Im serbischen Šid und im kroatischen Tovarnik warten in diesen Tagen täglich Tausende Flüchtlinge auf die Weiterfahrt Richtung Österreich, Deutschland oder Schweden. Und gleich neben den improvisierten Lagern, das den wenigsten Schutz vor Kälte und Regen bietet, stehen auf serbischer Seite ein paar Baracken. Eine Roma-Siedlung. In diesem Nebeneinander der Not spiegelt sich das aktuelle Debakel von Serbien, aber auch von Mazedonien: Sie sind in doppelter Hinsicht Fluchtländer. Es sind zum einen Staaten, in denen viele der eigenen Bevölkerung, darunter vor allem Roma, keine Zukunft mehr sehen. Zum anderen sind es Länder, durch welche die Flüchtlinge aus Syrien, Irak und Afghanistan reisen auf ihrem Weg in die Europäische Union.

"Hier bei uns will doch ohnehin keiner bleiben" - diesen Satz wiederholen die Regierungen von Serbien, Mazedonien und nun auch Kroatien wie ein Mantra, um die reicheren Staaten der Europäischen Union zu überzeugen, die durchreisenden Flüchtlinge so schnell wie möglich aufzunehmen. Das Problem ist, dass dieser Satz auch für viele der eigenen Landsleute stimmt - selbst für das EU-Mitglied Kroatien, aus dem immer mehr junge Menschen zum Arbeiten gen Norden abwandern.

Schuld an der Abwanderung sind die schwache Wirtschaft, die hohe Korruption, die Unzuverlässigkeit des Staates und eine Politik, die sich auf nationalistisches Kräftemessen statt auf nachhaltige Entwicklung konzentriert. Genau diese Art der Politik führt nun auch dazu, dass die humanitäre Versorgung der Flüchtlinge zu massiven Konflikten zwischen den Ländern führt. Seit Kroatien vergangene Woche zum neuen Transitland für Flüchtlinge wurde, die Ungarns Grenzzaun ausweichen wollen, haben sich die Beziehungen zwischen Kroatien und Serbien dramatisch verschlechtert. Kroatien hat sieben seiner acht Grenzübergänge zum Nachbarn Serbien geschlossen. So wolle man verhindern, dass Serbien Flüchtlinge unkontrolliert nach Kroatien weiterschiebe, heißt es aus Zagreb.
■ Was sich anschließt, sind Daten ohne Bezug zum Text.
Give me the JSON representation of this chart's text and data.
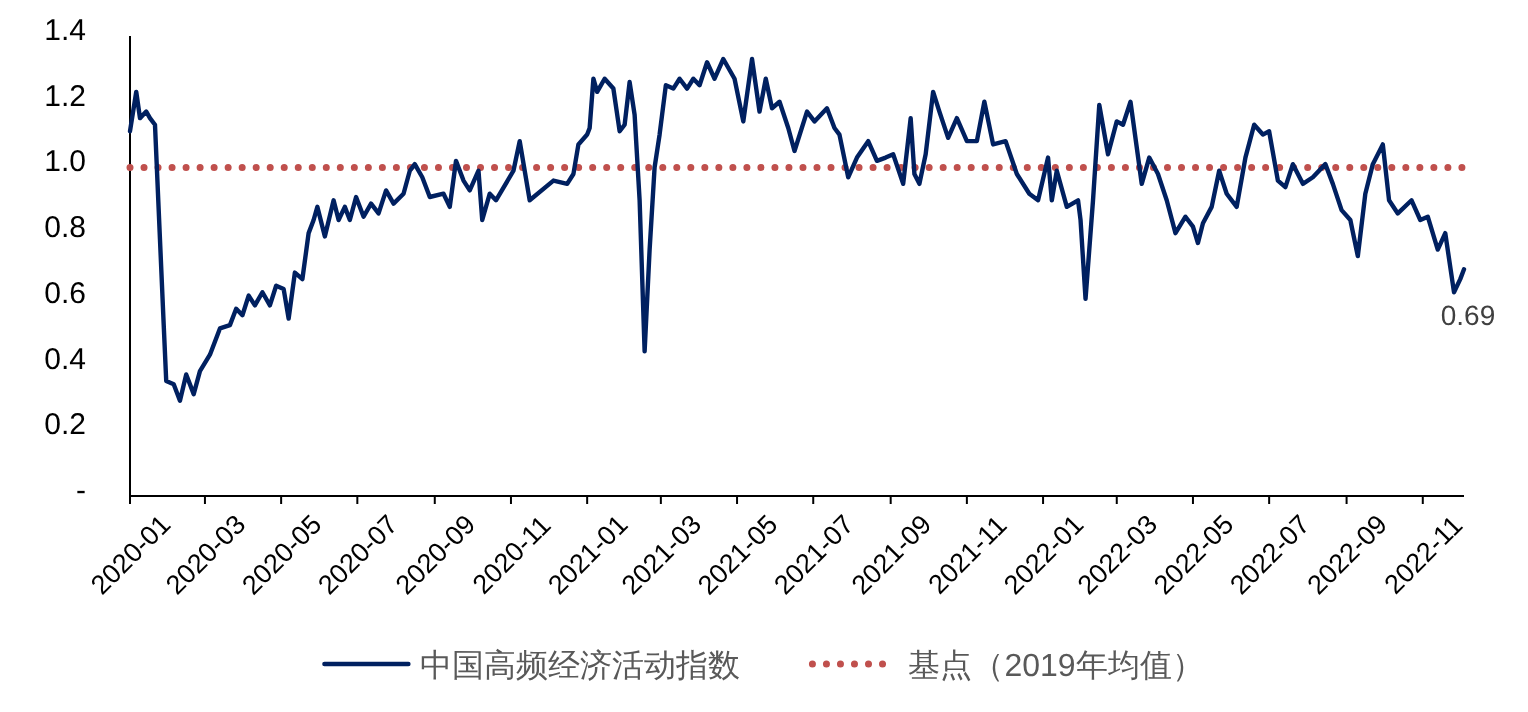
{
  "chart_data": {
    "type": "line",
    "x": [
      "2020-01-01",
      "2020-01-06",
      "2020-01-09",
      "2020-01-14",
      "2020-01-17",
      "2020-01-21",
      "2020-01-25",
      "2020-01-28",
      "2020-01-30",
      "2020-02-05",
      "2020-02-10",
      "2020-02-15",
      "2020-02-21",
      "2020-02-26",
      "2020-03-05",
      "2020-03-13",
      "2020-03-21",
      "2020-03-26",
      "2020-03-31",
      "2020-04-05",
      "2020-04-10",
      "2020-04-16",
      "2020-04-22",
      "2020-04-27",
      "2020-05-03",
      "2020-05-07",
      "2020-05-12",
      "2020-05-18",
      "2020-05-23",
      "2020-05-27",
      "2020-05-30",
      "2020-06-05",
      "2020-06-12",
      "2020-06-16",
      "2020-06-21",
      "2020-06-25",
      "2020-06-30",
      "2020-07-06",
      "2020-07-12",
      "2020-07-18",
      "2020-07-24",
      "2020-07-30",
      "2020-08-07",
      "2020-08-12",
      "2020-08-16",
      "2020-08-22",
      "2020-08-28",
      "2020-09-08",
      "2020-09-13",
      "2020-09-18",
      "2020-09-24",
      "2020-09-29",
      "2020-10-06",
      "2020-10-09",
      "2020-10-15",
      "2020-10-20",
      "2020-11-03",
      "2020-11-08",
      "2020-11-16",
      "2020-12-05",
      "2020-12-16",
      "2020-12-21",
      "2020-12-25",
      "2021-01-01",
      "2021-01-03",
      "2021-01-06",
      "2021-01-09",
      "2021-01-15",
      "2021-01-22",
      "2021-01-27",
      "2021-01-31",
      "2021-02-04",
      "2021-02-08",
      "2021-02-12",
      "2021-02-16",
      "2021-02-20",
      "2021-02-24",
      "2021-02-28",
      "2021-03-05",
      "2021-03-11",
      "2021-03-16",
      "2021-03-22",
      "2021-03-27",
      "2021-04-01",
      "2021-04-07",
      "2021-04-13",
      "2021-04-20",
      "2021-04-29",
      "2021-05-06",
      "2021-05-13",
      "2021-05-19",
      "2021-05-24",
      "2021-05-29",
      "2021-06-04",
      "2021-06-11",
      "2021-06-16",
      "2021-06-26",
      "2021-07-02",
      "2021-07-12",
      "2021-07-18",
      "2021-07-22",
      "2021-07-29",
      "2021-08-05",
      "2021-08-14",
      "2021-08-21",
      "2021-08-28",
      "2021-09-03",
      "2021-09-11",
      "2021-09-17",
      "2021-09-20",
      "2021-09-24",
      "2021-09-29",
      "2021-10-05",
      "2021-10-10",
      "2021-10-17",
      "2021-10-24",
      "2021-11-01",
      "2021-11-09",
      "2021-11-15",
      "2021-11-22",
      "2021-12-02",
      "2021-12-11",
      "2021-12-21",
      "2021-12-28",
      "2022-01-05",
      "2022-01-08",
      "2022-01-12",
      "2022-01-20",
      "2022-01-29",
      "2022-01-31",
      "2022-02-04",
      "2022-02-10",
      "2022-02-15",
      "2022-02-22",
      "2022-03-01",
      "2022-03-06",
      "2022-03-12",
      "2022-03-21",
      "2022-03-27",
      "2022-04-03",
      "2022-04-10",
      "2022-04-17",
      "2022-04-25",
      "2022-05-01",
      "2022-05-05",
      "2022-05-09",
      "2022-05-16",
      "2022-05-22",
      "2022-05-28",
      "2022-06-05",
      "2022-06-12",
      "2022-06-19",
      "2022-06-26",
      "2022-07-01",
      "2022-07-08",
      "2022-07-14",
      "2022-07-20",
      "2022-07-28",
      "2022-08-05",
      "2022-08-15",
      "2022-08-21",
      "2022-08-28",
      "2022-09-04",
      "2022-09-10",
      "2022-09-16",
      "2022-09-22",
      "2022-09-30",
      "2022-10-05",
      "2022-10-12",
      "2022-10-23",
      "2022-10-30",
      "2022-11-05",
      "2022-11-13",
      "2022-11-19",
      "2022-11-26",
      "2022-12-01",
      "2022-12-04"
    ],
    "series": [
      {
        "name": "中国高频经济活动指数",
        "color": "#002060",
        "values": [
          1.11,
          1.23,
          1.15,
          1.17,
          1.15,
          1.13,
          0.78,
          0.52,
          0.35,
          0.34,
          0.29,
          0.37,
          0.31,
          0.38,
          0.43,
          0.51,
          0.52,
          0.57,
          0.55,
          0.61,
          0.58,
          0.62,
          0.58,
          0.64,
          0.63,
          0.54,
          0.68,
          0.66,
          0.8,
          0.84,
          0.88,
          0.79,
          0.9,
          0.84,
          0.88,
          0.84,
          0.91,
          0.85,
          0.89,
          0.86,
          0.93,
          0.89,
          0.92,
          0.99,
          1.01,
          0.97,
          0.91,
          0.92,
          0.88,
          1.02,
          0.96,
          0.93,
          0.99,
          0.84,
          0.92,
          0.9,
          0.99,
          1.08,
          0.9,
          0.96,
          0.95,
          0.98,
          1.07,
          1.1,
          1.12,
          1.27,
          1.23,
          1.27,
          1.24,
          1.11,
          1.13,
          1.26,
          1.16,
          0.9,
          0.44,
          0.75,
          1.0,
          1.1,
          1.25,
          1.24,
          1.27,
          1.24,
          1.27,
          1.25,
          1.32,
          1.27,
          1.33,
          1.27,
          1.14,
          1.33,
          1.17,
          1.27,
          1.18,
          1.2,
          1.12,
          1.05,
          1.17,
          1.14,
          1.18,
          1.12,
          1.1,
          0.97,
          1.03,
          1.08,
          1.02,
          1.03,
          1.04,
          0.95,
          1.15,
          0.98,
          0.95,
          1.04,
          1.23,
          1.17,
          1.09,
          1.15,
          1.08,
          1.08,
          1.2,
          1.07,
          1.08,
          0.98,
          0.92,
          0.9,
          1.03,
          0.9,
          0.99,
          0.88,
          0.9,
          0.84,
          0.6,
          0.9,
          1.19,
          1.04,
          1.14,
          1.13,
          1.2,
          0.95,
          1.03,
          0.98,
          0.9,
          0.8,
          0.85,
          0.82,
          0.77,
          0.83,
          0.88,
          0.99,
          0.92,
          0.88,
          1.03,
          1.13,
          1.1,
          1.11,
          0.96,
          0.94,
          1.01,
          0.95,
          0.97,
          1.01,
          0.95,
          0.87,
          0.84,
          0.73,
          0.92,
          1.01,
          1.07,
          0.9,
          0.86,
          0.9,
          0.84,
          0.85,
          0.75,
          0.8,
          0.62,
          0.66,
          0.69
        ]
      }
    ],
    "xlim": [
      "2020-01-01",
      "2022-12-04"
    ],
    "xticks": [
      "2020-01",
      "2020-03",
      "2020-05",
      "2020-07",
      "2020-09",
      "2020-11",
      "2021-01",
      "2021-03",
      "2021-05",
      "2021-07",
      "2021-09",
      "2021-11",
      "2022-01",
      "2022-03",
      "2022-05",
      "2022-07",
      "2022-09",
      "2022-11"
    ],
    "ylim": [
      0,
      1.4
    ],
    "yticks": [
      {
        "value": 0,
        "label": "-"
      },
      0.2,
      0.4,
      0.6,
      0.8,
      {
        "value": 1,
        "label": "1.0"
      },
      1.2,
      1.4
    ],
    "ref_lines": [
      {
        "axis": "y",
        "value": 1,
        "label": "基点（2019年均值）",
        "color": "#c0504d",
        "line_style": "dotted"
      }
    ],
    "legend": "bottom",
    "annotations": [
      {
        "text": "0.69",
        "x": "2022-12-04",
        "y": 0.69
      }
    ]
  }
}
Für Serbien bedeutet die Schließung der Grenze durch Kroatien eine Exportbehinderung

Für Serbien bedeutet die Grenzschließung eine Exportbehinderung. Kilometerweit stauten sich diese Woche die serbischen Lastwagen an der Grenze zu Kroatien. Um eine Grenzöffnung zu erzwingen, hat Serbien nun ein Embargo für kroatische Waren ausgesprochen. Kroatien reagierte wiederum, indem es am Donnerstag keine in Serbien zugelassenen Autos mehr über die Grenze ließ. Die neue Eskalationsstufe: Serbien vergleicht die kroatische Politik mit Kroatiens-Nazi-Kollaboration im Zweiten Weltkrieg.

Ein Europa der Zäune und verschlossenen Grenzen ist für Serbien, Mazedonien, Bosnien-Herzegowina, Albanien, Montenegro und Kosovo ein fatales Signal in doppelter Hinsicht: Die Möglichkeit einer eigenen EU-Mitgliedschaft wird in die immer entferntere Zukunft verrückt, die hart erkämpfte Reisefreiheit scheint bedroht zu sein, und man fürchtet mit der Versorgung derjenigen Flüchtlinge, die die EU nicht aufnehmen will, alleingelassen zu werden.

Am Freitag soll EU-Erweiterungskommissar Johannes Hahn in Belgrad eintreffen. Es wird erwartet, dass er mit Serbiens Premier Aleksandar Vučić über einen Ausbau der dortigen Flüchtlingsaufnahmelager beraten wird.